Benitez can accept that Newcastle are unable to keep pace with the likes of West Ham and Everton, with the former having spent £42m on Felipe Anderson and the latter having this week agreed a deal that could eventually be worth £50m to prise Richarlison from Watford.

With their 52,000-strong crowd and lucrative commercial revenue streams, not to mention their billionaire owner, Newcastle should be able to compete with those clubs, but Benitez has grudgingly accepted that they can’t.

However, he is understandably baffled at the Magpies’ supposed inability to pay the transfer fees and wages that are being offered by Huddersfield Town and Brighton, not to mention Wolves and Fulham, who did not benefit from the riches of the Premier League’s television deal last season.

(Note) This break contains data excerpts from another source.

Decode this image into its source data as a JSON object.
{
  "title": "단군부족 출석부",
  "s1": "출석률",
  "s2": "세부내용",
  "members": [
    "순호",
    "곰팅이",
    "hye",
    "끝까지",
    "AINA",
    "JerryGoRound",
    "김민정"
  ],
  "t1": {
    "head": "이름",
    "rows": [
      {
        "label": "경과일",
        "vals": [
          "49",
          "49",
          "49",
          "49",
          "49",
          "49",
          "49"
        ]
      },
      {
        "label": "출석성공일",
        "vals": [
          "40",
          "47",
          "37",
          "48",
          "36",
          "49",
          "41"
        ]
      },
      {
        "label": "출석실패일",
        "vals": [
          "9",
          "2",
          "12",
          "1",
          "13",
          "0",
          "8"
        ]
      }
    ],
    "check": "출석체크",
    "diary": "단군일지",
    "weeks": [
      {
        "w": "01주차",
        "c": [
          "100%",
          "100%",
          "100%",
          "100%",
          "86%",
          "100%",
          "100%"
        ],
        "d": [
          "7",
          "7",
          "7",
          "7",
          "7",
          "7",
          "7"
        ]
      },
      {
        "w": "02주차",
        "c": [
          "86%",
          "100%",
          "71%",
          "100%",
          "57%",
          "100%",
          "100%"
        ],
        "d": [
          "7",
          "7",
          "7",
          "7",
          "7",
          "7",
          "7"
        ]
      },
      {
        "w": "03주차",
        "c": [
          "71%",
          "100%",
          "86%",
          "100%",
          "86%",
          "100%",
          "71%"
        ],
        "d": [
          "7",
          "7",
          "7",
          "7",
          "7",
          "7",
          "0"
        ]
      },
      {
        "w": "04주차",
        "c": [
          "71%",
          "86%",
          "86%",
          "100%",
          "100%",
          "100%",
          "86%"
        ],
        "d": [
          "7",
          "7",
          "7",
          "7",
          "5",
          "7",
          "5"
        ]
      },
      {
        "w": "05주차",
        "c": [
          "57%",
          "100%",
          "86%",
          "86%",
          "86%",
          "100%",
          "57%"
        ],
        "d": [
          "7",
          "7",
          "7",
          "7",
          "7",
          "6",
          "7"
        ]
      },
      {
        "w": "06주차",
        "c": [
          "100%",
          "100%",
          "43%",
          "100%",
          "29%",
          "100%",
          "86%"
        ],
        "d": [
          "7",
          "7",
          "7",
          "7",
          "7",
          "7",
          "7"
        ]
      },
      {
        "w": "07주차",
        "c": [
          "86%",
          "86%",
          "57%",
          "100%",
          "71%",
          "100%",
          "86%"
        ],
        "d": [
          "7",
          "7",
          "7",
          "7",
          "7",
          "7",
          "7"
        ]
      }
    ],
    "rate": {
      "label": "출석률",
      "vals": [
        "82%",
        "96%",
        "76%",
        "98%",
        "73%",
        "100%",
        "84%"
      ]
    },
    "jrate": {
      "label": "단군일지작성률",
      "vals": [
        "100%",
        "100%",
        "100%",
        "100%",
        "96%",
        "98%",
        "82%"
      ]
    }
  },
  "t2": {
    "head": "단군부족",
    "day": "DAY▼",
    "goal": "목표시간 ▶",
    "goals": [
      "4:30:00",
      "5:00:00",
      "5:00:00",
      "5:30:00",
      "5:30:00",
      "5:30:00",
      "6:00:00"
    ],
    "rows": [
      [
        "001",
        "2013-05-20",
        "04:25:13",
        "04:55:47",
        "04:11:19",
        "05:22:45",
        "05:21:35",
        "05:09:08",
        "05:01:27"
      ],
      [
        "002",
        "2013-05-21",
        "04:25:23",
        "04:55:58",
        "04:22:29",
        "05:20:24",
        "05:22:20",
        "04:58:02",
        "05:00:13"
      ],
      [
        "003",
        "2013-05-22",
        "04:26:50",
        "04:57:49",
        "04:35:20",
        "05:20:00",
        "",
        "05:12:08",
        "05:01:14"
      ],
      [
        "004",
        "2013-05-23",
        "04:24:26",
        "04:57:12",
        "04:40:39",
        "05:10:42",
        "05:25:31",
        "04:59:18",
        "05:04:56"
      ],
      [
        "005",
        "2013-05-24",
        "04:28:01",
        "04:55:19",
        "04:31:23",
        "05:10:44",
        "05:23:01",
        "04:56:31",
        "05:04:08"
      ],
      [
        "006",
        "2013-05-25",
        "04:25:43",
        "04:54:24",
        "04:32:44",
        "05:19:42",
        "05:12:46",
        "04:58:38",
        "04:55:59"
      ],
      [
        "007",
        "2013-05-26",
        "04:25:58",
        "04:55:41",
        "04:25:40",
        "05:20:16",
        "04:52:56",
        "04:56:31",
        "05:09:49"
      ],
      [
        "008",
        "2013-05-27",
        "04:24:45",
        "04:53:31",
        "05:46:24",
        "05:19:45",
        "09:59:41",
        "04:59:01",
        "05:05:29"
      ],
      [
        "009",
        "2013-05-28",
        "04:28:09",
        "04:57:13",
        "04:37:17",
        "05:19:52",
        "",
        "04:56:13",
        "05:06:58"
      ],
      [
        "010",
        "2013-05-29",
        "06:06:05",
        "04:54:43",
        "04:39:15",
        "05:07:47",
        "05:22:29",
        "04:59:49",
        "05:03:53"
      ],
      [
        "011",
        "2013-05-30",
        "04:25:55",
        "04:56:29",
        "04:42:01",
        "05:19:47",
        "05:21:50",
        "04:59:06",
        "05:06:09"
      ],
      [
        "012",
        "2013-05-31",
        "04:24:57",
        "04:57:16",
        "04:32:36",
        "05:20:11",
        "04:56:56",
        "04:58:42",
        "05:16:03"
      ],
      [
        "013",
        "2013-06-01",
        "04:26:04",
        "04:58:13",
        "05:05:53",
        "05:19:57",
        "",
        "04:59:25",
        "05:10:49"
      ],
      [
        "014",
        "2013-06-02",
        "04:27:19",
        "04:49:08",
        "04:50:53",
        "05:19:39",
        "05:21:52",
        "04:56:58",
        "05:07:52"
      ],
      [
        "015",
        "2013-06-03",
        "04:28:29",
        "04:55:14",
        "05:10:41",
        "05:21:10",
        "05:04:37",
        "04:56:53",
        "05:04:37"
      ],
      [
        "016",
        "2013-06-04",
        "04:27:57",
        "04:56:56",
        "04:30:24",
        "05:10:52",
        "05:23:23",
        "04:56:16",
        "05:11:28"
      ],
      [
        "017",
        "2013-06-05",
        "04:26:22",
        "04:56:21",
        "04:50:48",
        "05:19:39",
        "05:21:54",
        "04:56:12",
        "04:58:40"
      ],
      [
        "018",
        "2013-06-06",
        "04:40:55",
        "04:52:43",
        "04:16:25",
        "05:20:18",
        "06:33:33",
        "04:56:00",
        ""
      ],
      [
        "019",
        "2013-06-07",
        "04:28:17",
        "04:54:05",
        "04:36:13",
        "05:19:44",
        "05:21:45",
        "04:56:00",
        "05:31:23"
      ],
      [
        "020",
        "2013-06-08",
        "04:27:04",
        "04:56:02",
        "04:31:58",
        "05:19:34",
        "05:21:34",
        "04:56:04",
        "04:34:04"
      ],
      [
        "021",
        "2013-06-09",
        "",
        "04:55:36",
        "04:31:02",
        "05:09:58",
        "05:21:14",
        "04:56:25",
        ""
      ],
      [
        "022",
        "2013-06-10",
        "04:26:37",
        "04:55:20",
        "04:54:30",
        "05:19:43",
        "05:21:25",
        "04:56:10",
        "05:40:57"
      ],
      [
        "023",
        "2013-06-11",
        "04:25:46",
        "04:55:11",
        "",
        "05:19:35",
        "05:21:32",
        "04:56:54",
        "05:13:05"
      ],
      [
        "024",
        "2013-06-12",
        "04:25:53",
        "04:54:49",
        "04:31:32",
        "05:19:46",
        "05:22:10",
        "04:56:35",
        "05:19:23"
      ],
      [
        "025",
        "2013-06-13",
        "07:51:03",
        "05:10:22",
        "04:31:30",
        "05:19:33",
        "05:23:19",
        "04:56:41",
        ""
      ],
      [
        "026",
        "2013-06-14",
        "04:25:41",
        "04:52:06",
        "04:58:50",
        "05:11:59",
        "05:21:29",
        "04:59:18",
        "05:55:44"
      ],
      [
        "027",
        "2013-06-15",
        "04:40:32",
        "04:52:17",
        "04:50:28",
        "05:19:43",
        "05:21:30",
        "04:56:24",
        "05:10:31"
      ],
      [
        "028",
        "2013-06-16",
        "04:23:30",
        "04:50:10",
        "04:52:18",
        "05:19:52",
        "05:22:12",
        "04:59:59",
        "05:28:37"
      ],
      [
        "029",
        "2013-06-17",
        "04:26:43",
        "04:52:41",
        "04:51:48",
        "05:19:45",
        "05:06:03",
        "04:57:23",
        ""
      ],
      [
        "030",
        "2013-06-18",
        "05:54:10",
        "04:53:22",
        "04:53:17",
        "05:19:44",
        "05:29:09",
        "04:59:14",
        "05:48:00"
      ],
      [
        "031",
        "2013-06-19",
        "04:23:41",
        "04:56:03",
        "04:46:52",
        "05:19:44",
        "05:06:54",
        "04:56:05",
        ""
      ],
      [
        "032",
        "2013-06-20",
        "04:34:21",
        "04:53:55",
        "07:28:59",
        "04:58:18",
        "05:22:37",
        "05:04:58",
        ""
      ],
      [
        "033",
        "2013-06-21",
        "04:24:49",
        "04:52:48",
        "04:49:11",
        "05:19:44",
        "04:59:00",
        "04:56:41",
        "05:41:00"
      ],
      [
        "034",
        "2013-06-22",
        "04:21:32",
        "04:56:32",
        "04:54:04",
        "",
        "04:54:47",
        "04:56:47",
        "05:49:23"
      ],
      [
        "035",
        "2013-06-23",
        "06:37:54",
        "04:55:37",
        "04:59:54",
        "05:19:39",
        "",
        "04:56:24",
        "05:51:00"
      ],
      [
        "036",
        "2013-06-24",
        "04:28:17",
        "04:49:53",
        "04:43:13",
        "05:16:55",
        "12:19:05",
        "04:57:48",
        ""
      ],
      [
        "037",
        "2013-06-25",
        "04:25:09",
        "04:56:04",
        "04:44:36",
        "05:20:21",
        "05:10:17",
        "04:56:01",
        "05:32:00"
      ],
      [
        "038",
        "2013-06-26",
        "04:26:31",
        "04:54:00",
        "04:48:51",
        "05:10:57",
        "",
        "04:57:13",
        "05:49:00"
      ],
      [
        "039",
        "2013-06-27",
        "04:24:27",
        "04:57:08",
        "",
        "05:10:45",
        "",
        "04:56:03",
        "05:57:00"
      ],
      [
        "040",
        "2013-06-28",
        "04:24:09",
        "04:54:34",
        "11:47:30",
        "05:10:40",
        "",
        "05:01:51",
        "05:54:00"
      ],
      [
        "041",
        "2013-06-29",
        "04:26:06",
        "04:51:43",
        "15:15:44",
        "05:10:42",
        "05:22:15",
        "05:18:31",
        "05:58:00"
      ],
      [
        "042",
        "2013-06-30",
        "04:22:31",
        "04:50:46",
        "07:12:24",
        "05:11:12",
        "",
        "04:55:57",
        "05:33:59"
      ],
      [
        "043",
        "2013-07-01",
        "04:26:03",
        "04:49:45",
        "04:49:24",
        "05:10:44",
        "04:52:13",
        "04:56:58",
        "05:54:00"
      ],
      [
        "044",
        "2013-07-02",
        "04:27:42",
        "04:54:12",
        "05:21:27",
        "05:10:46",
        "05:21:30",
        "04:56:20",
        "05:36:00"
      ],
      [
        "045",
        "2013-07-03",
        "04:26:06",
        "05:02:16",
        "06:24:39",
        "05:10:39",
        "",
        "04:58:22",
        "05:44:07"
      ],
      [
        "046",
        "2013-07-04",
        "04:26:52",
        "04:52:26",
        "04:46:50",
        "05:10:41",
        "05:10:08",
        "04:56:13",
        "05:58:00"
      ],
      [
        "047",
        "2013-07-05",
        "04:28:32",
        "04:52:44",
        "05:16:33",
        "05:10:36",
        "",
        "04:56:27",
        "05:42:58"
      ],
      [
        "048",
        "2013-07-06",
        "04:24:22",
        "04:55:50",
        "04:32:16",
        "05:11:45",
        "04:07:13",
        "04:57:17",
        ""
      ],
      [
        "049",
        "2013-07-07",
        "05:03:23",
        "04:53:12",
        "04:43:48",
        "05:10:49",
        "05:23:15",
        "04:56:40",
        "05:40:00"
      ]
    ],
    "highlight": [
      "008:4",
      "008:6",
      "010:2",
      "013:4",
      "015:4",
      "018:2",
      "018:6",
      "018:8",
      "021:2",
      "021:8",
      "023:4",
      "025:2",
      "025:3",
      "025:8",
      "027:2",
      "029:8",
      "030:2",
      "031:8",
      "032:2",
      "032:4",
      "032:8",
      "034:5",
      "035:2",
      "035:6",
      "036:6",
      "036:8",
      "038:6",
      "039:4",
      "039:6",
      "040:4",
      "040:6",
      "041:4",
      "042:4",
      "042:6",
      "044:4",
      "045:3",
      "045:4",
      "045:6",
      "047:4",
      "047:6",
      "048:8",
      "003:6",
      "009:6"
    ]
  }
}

Wolves have signed Portugal internationals Rui Patricio and Joao Moutinho this summer, while Fulham pulled off quite a coup this week when they landed experienced Germany international Andre Schurrle from Borussia Dortmund, having already completed the £35m signing of Jean-Michael Seri from Nice.

Once upon a time, Newcastle would have been in the market for those players, but the fact they are not even mentioned as potential suitors under Ashley is a damning indictment of the lack of ambition that characterises the modus operandi of the current regime.

No ambition, no vision, no hope. With Benitez at the helm, Ashley might get lucky and see his side scramble to safety to secure another nine months in the Premier League. But what then? More underinvestment, more stagnation, more misery.

Newcastle are locked into a cycle of decline, with relegation eventually the only logical conclusion. It might not happen next May, but unless the current model is modified, it will come to pass in the end. As every hardened gambler knows, you can’t beat the odds forever. It is folly for Ashley to try.